Sie werden Meister, mit gerade mal 20 Jahren?
Kistermann: Das ist inzwischen durchaus üblich. Früher gab es die Regelung, dass man Erfahrungsjahre braucht - das variierte je nach Bundesland und Handwerkskammer. Inzwischen ist diese Regelung komplett abgeschafft. Damit kann man in unserem Beruf schnell aufsteigen. Wenn man mit 16 Jahren die Ausbildung anfängt, ist man mit 19 Geselle.
Wie viele Jahre besucht man die Meisterschule denn?
Kistermann: Jahre? Das sind ein paar Monate. In meinem Fall: Neun. Generell kommt es drauf an, ob man die Meisterschule in Vollzeit oder Teilzeit besucht. In Teilzeit wären es drei Jahre, mit Abendschule. Bei mir ist es so, dass ich durchgängig hier bin. Ich habe Mitte August angefangen und werde im kommenden Frühjahr fertig sein. Zum Glück.
Macht Ihnen die Meisterschule keinen Spaß?
Kistermann: Es ist schon spannend, was wir hier lernen. Aber das Dach fehlt mir. Da oben, zwischen Wind und Wetter, Holz und Ziegeln, habe ich mehr gelernt als in jedem Klassenzimmer, sage ich immer. Ich habe die Ausbildung im väterlichen Betrieb gemacht. An den Wochenenden pendele ich jetzt immer, oft bin ich dann samstags und manchmal auch sonntags mit meinem Vater auf Baustellen unterwegs. Ich liebe das. Wann immer es sich anbietet, gehe ich aufs Dach.
Was gefällt Ihnen daran so?
Kistermann: Da könnte ich gar nicht aufhören zu erzählen… Dieses Gefühl von Freiheit. Und natürlich mag ich den großartigen Ausblick, den man in der Regel hat. Plus, nicht zu vergessen, die frische Luft, das Licht. Gerade heute hatten wir eine Schulung von einer Firma, die Fenster herstellt. Da ging es viel um das Thema Licht und Luft in Innenräumen. Klar, ein belichteter Raum ist einfach schön. Was soll ich sagen? Als Dachdeckerin habe ich das den ganzen Tag. Und nicht nur gefühlt geht es mir damit gut. Tageslicht wirkt auf die Stimmung und das Immunsystem, nachweislich. Heute früh haben wir gelernt, wie viele Stunden die Europäer im Durchschnitt pro Tag drinnen verbringen. 90 Prozent ihrer Zeit! Ganz ehrlich, die schlechte Stimmung und die steigenden Depressionsraten verwundern da doch wenig. Und übrigens, ich merke auch, dass ich sehr viel seltener krank werde als meine Freundinnen, die in der Uni oder im Büro sitzen.

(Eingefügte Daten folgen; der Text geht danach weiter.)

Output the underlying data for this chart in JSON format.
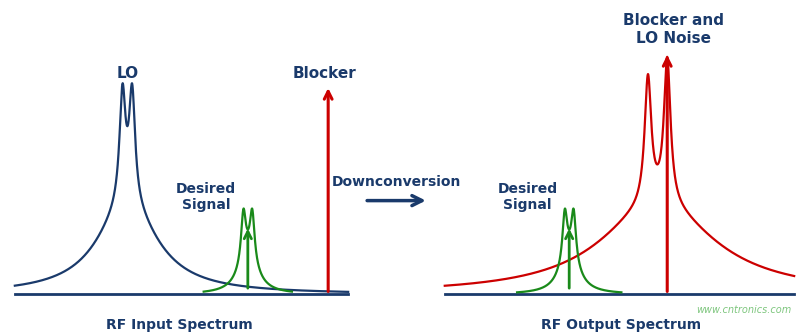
{
  "background_color": "#ffffff",
  "dark_blue": "#1a3a6b",
  "green": "#1a8a1a",
  "red": "#cc0000",
  "title_LO": "LO",
  "title_Blocker_left": "Blocker",
  "title_Blocker_right": "Blocker and\nLO Noise",
  "title_desired_left": "Desired\nSignal",
  "title_desired_right": "Desired\nSignal",
  "label_input": "RF Input Spectrum",
  "label_output": "RF Output Spectrum",
  "downconversion_text": "Downconversion",
  "watermark": "www.cntronics.com",
  "fig_width": 8.09,
  "fig_height": 3.35,
  "dpi": 100
}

Nun kann aber nicht jeder als Dachdecker arbeiten…
Kistermann: Das Handwerk bietet zahlreiche weitere Berufe, die draußen ausgeübt werden. Wir arbeiten eng mit den Zimmermännern und Maurern zusammen. Und die Liste ließe sich endlos fortsetzen. Dass junge Leute im Handwerk gesucht werden, ist kein Geheimnis. Dass sich in der Branche was tut, sieht man auch an den Zahlen.
Was für Zahlen meinen Sie?
Kistermann: Bei den Auszubildenden im Dachdeckerhandwerk gab es von 2023 bis 2024 ein Plus von 32 Prozent (Quelle ZVDH). In meinem Freundes- und Bekanntenkreis gibt es viele, die sagen: Wenn ich nochmal neu anfangen könnte, ich würde mich fürs Handwerk entscheiden. Mein Eindruck ist tatsächlich der: Freunde mit Bürojobs wirken oft gedrückt, wenn sie nach Feierabend von ihrer Arbeit berichten…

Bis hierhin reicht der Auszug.